Fotos und Text: Annika Kiehn

Es war einer dieser seltenen Tage, aufregend wie ein eingetretener Kaugummi unter der Schuhsohle. Zum Glück hatten wir am Nachmittag noch eine Verabredung zur orientalischen Lesung – auf zum Gutshaus Hohenbrünzow!

Gernot, auch GriSu genannt, öffnete uns strahlend im Kaftan die Haustür. Dank seiner Fröhlichkeit erwachten wir aus unserem Grummelmodus. Mein Blick wanderte sofort zur Tür mit dem Schild: Privat. Dahinter der große Saal. „GriSu, darf ich mal kurz luschern?" - "Klar!“ Welch‘ prächtige Stuckdecke...! Wo doch sonst seit 1945 etliche architektonische Details in diesem Haus bösartig weggeklopft worden sind.

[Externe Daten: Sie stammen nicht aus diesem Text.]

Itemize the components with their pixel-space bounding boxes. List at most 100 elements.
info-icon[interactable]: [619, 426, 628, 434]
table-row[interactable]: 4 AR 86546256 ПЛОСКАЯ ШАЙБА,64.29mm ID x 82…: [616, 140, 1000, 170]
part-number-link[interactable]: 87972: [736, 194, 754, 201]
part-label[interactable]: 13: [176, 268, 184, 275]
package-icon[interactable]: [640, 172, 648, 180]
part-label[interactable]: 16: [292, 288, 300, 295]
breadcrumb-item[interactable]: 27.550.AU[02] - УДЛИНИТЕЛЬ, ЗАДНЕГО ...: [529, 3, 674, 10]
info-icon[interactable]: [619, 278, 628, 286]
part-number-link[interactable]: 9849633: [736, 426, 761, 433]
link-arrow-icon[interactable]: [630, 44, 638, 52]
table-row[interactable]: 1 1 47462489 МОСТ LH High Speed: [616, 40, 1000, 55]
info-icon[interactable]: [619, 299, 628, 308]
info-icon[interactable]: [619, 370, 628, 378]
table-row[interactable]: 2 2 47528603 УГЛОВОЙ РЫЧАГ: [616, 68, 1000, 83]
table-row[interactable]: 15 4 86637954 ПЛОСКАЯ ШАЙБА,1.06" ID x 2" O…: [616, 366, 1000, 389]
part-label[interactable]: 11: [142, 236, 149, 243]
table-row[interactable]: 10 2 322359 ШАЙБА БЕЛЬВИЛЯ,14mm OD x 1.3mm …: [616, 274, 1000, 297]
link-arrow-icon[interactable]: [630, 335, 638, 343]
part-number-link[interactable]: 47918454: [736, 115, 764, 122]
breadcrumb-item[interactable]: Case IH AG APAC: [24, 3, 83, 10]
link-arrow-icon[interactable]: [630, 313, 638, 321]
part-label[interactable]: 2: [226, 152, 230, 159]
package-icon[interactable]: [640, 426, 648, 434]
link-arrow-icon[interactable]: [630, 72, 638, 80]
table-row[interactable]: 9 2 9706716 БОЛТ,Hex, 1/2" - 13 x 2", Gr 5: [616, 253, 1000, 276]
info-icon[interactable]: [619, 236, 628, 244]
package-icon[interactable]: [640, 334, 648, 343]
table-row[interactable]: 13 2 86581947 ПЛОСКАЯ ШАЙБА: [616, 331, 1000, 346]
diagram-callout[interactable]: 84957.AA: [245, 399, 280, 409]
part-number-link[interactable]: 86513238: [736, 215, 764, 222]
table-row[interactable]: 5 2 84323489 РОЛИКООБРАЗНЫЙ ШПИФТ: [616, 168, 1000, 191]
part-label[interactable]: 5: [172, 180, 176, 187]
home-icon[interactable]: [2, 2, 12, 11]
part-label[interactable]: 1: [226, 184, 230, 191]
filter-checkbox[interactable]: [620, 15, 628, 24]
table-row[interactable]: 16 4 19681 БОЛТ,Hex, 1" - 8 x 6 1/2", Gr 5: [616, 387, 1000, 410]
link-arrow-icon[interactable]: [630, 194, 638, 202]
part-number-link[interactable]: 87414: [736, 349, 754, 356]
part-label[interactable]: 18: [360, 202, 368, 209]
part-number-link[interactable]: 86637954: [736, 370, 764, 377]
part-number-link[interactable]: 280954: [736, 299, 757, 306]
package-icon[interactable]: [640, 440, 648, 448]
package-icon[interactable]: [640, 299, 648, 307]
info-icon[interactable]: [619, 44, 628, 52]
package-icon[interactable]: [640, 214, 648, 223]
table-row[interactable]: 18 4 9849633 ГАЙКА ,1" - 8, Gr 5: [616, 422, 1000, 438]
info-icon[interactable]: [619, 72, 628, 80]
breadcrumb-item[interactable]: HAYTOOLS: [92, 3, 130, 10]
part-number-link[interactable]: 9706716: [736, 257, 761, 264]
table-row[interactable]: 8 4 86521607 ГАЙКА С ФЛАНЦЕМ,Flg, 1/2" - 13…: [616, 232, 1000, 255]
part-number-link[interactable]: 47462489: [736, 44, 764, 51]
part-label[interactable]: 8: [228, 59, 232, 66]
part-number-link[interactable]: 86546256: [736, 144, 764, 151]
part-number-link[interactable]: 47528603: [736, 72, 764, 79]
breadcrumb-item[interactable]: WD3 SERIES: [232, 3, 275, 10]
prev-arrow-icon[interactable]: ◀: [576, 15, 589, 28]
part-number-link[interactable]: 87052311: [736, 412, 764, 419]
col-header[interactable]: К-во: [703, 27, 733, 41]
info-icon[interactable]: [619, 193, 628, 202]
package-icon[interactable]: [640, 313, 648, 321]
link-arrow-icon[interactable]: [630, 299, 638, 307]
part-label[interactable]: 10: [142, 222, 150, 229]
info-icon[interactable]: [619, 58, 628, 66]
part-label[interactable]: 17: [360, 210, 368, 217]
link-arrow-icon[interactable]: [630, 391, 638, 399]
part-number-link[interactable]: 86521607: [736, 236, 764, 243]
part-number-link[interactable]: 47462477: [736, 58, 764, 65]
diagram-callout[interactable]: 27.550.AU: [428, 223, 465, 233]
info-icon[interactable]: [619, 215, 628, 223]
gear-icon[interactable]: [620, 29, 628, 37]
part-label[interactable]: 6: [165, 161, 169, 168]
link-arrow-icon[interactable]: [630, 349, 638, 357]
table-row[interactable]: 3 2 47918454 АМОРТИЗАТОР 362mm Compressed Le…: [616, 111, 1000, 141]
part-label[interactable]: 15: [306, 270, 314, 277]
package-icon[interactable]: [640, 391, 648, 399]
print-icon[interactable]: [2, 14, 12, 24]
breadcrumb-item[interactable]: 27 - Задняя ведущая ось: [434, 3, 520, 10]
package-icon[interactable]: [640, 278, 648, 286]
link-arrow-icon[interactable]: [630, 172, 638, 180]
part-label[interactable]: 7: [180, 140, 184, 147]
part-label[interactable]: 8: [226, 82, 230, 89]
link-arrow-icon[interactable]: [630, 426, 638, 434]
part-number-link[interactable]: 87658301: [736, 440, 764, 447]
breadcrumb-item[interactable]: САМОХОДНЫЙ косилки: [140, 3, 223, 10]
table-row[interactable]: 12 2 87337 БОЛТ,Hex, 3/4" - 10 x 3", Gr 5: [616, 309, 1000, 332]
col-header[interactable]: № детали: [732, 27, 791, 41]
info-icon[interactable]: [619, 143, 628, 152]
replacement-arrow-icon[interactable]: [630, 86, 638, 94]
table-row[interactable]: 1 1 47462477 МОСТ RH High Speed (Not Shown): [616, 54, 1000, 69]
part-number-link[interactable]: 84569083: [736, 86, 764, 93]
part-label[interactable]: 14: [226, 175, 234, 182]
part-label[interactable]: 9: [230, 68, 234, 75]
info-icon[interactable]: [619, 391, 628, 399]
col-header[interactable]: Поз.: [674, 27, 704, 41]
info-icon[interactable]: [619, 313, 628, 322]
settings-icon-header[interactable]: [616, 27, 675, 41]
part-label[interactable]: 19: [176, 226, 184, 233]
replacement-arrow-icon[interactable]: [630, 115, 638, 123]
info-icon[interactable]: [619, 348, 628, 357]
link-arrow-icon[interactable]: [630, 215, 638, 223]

Wie sind wir hier gelandet?

Es ist Schlösserherbst (noch bis zum Sonntag, dem 3. November 2019), für Gutshaus-Fans die ideale Gelegenheit für eine kleine kulturelle Auszeit im historischen Ambiente und Hohenbrünzow beteiligte sich dieses Mal mit einer Prise Zauber aus dem Orient.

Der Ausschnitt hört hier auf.